1960年式ダブルカッタウェイ仕様機は、TVイエローとチェリー・レッドの2色で展開しています。当時の仕様そのままの木材構成と工法は1957年式と同様ですが、こちらのネックは細身なスリムテーパーとなっており、テクニカルな演奏に向いています。なおモデル名に表示はありませんが、こちらも経年変化を模したVOS仕上げになっています。

Custom Shop「Les Paul Special Double Cut Figured Top」

左から、Bourbon Burst、Cobra Burst、Blue Burst。定番色を敢えて外した、新しい色調。

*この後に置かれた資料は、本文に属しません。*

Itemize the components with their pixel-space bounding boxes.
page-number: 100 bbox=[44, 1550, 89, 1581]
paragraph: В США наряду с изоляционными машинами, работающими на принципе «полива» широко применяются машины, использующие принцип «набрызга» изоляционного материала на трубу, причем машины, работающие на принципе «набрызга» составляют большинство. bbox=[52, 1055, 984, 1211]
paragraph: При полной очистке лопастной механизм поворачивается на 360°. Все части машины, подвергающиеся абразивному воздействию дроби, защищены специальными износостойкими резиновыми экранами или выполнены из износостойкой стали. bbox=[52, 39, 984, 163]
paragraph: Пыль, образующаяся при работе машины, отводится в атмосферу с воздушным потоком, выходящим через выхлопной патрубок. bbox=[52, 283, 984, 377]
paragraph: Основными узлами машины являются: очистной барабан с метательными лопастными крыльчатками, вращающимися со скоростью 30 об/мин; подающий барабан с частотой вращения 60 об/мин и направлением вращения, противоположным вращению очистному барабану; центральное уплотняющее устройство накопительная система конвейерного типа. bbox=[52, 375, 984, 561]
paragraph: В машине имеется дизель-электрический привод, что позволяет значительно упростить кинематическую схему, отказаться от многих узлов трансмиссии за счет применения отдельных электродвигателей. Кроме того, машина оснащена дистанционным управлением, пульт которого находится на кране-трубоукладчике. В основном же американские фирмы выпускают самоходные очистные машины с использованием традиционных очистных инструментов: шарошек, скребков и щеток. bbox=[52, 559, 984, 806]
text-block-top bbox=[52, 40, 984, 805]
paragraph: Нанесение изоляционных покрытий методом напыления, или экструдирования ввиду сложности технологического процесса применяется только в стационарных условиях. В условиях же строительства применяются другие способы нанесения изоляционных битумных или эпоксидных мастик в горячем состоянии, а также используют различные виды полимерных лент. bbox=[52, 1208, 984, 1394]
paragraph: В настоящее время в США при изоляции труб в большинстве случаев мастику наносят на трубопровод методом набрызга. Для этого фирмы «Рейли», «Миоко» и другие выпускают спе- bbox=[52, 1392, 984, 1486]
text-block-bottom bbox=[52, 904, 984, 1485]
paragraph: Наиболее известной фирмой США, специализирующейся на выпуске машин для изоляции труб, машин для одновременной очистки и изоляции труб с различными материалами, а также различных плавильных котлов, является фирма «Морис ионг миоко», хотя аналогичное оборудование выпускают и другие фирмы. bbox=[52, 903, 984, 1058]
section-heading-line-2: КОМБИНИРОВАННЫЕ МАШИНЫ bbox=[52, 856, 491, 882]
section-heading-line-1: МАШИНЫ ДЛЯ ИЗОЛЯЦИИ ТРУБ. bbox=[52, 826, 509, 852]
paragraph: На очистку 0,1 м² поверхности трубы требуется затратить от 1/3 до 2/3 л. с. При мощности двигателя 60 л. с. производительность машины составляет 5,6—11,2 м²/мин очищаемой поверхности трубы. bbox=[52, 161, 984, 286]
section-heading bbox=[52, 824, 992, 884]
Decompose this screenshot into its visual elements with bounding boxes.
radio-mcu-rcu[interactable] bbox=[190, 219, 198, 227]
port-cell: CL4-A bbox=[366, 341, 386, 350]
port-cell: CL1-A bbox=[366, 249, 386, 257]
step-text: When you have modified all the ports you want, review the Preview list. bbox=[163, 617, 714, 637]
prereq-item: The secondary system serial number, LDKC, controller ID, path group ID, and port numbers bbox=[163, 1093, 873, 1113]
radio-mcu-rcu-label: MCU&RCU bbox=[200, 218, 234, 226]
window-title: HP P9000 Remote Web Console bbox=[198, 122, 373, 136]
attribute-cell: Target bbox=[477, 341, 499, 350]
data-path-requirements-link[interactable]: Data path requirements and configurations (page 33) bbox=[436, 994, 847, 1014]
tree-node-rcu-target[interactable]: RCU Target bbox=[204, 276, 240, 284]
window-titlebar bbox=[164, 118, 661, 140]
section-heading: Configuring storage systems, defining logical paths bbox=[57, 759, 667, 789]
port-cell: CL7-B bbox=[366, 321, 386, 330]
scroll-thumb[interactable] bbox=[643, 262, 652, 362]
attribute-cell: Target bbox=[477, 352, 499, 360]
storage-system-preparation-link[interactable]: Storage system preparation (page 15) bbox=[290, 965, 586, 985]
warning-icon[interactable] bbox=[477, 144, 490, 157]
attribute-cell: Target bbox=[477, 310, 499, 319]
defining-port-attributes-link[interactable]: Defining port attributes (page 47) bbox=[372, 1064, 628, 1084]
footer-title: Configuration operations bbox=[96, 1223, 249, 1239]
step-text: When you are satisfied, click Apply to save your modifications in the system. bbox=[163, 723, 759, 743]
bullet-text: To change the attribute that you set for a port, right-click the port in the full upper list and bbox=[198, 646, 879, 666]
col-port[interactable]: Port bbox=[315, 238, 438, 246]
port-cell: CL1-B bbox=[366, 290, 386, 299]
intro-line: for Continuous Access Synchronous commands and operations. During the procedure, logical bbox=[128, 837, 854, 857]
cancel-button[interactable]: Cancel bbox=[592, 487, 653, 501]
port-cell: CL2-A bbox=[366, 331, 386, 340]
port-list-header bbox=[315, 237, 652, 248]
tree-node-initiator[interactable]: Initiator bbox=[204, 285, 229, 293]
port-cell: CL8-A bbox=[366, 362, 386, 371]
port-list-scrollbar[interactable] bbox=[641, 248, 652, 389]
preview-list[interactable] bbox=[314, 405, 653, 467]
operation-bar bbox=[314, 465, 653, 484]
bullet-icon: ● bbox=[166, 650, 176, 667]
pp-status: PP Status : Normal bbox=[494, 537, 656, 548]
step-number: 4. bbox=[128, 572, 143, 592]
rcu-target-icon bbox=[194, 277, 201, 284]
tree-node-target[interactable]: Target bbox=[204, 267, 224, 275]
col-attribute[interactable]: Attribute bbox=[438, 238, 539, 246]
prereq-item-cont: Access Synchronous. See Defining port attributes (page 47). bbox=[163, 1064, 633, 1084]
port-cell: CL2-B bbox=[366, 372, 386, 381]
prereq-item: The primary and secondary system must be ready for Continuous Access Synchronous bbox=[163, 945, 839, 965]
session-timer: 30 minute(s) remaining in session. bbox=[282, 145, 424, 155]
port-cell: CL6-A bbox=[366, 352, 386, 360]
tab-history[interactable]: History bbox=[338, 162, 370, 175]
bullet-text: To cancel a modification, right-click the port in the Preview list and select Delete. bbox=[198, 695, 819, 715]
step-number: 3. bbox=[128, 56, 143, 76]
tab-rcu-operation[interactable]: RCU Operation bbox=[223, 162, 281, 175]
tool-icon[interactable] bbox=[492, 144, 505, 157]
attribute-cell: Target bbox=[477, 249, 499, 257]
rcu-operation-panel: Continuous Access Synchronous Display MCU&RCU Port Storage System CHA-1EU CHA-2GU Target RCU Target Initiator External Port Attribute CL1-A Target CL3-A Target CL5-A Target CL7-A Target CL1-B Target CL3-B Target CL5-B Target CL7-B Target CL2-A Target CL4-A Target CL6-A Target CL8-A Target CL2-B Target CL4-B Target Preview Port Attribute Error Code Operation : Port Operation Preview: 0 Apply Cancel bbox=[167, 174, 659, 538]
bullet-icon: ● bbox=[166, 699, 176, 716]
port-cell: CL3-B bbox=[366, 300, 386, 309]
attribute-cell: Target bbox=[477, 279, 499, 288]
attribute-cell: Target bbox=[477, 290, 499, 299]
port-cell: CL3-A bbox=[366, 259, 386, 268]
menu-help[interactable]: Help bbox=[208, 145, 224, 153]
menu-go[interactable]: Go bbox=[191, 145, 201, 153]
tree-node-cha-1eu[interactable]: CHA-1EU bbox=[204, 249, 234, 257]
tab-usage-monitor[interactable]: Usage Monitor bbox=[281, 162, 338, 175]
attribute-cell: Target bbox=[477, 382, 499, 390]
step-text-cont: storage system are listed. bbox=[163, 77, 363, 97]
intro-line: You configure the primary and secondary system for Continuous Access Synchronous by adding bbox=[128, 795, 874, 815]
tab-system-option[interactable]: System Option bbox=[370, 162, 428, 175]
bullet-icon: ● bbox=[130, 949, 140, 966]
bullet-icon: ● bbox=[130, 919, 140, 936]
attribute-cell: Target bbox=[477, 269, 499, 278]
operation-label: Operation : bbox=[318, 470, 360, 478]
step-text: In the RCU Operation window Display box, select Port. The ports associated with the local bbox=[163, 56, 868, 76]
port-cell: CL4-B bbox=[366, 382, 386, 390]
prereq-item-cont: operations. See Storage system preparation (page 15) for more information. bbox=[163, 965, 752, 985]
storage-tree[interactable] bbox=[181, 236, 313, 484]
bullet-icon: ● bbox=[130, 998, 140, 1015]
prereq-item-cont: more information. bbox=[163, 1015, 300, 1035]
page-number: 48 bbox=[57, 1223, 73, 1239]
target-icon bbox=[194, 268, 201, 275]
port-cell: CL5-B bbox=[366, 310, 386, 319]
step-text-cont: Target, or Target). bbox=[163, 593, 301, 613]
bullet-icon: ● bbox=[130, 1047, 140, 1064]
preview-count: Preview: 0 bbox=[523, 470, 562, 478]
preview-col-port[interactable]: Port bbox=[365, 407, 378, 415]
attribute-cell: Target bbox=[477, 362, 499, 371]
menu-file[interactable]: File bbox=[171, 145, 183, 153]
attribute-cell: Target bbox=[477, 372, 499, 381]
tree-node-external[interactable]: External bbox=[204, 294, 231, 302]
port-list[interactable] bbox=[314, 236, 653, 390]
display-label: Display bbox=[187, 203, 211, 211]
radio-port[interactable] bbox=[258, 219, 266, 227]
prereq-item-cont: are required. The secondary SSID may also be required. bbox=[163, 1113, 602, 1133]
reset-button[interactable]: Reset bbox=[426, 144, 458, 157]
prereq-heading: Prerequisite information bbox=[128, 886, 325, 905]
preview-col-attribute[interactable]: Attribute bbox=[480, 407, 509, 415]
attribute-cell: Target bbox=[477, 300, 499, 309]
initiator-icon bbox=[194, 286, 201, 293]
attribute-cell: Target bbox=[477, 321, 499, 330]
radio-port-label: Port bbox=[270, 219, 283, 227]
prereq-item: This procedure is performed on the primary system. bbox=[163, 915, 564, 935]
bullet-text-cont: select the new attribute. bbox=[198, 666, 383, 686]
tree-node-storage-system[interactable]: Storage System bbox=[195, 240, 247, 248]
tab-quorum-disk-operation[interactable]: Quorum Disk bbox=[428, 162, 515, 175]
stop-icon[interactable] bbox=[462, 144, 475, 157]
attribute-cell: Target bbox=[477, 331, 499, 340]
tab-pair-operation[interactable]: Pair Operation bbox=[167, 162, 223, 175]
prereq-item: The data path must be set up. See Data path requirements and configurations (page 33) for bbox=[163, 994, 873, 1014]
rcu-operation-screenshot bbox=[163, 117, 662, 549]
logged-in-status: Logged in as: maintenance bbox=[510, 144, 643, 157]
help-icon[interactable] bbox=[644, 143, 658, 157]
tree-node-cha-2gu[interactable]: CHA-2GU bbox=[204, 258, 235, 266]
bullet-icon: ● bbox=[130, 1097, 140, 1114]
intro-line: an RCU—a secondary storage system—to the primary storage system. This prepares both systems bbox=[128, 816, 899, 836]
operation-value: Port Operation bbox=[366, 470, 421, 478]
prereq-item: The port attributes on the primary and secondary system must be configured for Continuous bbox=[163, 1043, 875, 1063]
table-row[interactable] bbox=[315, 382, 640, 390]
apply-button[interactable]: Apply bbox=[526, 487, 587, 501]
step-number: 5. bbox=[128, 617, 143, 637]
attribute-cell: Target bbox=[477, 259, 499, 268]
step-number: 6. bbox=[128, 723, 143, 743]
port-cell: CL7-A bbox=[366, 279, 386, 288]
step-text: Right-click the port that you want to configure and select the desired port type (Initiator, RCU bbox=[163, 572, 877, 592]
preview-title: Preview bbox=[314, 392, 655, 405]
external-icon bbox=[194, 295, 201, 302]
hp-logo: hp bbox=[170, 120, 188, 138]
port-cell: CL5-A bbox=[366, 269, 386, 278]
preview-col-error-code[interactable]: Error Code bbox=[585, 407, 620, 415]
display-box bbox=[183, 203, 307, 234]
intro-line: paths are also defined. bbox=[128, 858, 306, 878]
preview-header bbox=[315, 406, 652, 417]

「レスポールスペシャル・ダブルカット・フィギュアドトップ」は、PRSを代表とするさまざまなギター開発の礎となったレスポール・スペシャルの歴史的な役割を踏まえ、「ギブソンが同じ事をしたらどんなギターができるか」の問いに応えた新しいギターです。
フラットなボディやピックガードのデザインなど、レスポール・スペシャルの基本設計の多くを引き継ぎつつも、フィギュアドメイプルあしらった美しいボディトップには3層のバインディングを巻き、アルニコIII使用のカスタムバッカーを2基マウントしたHH配列、グローヴァー社製ペグとTOMブリッジを採用した、ギブソンらしい高級機に仕上がっています。


以上、レスポール・スペシャルについてチェックしていきました。入門機という立ち位置ながらちょっと値の張るギターですが、シンプルな構造の楽器ならではのストレートかつ豊かな響き、そして独特の何とも言えない愛らしいルックスが、特にロック系のプレイヤーからの厚い支持を受けています。サウンドの幅も広い魅力的なギターですから、ぜひロック以外の音楽にも起用してみてください。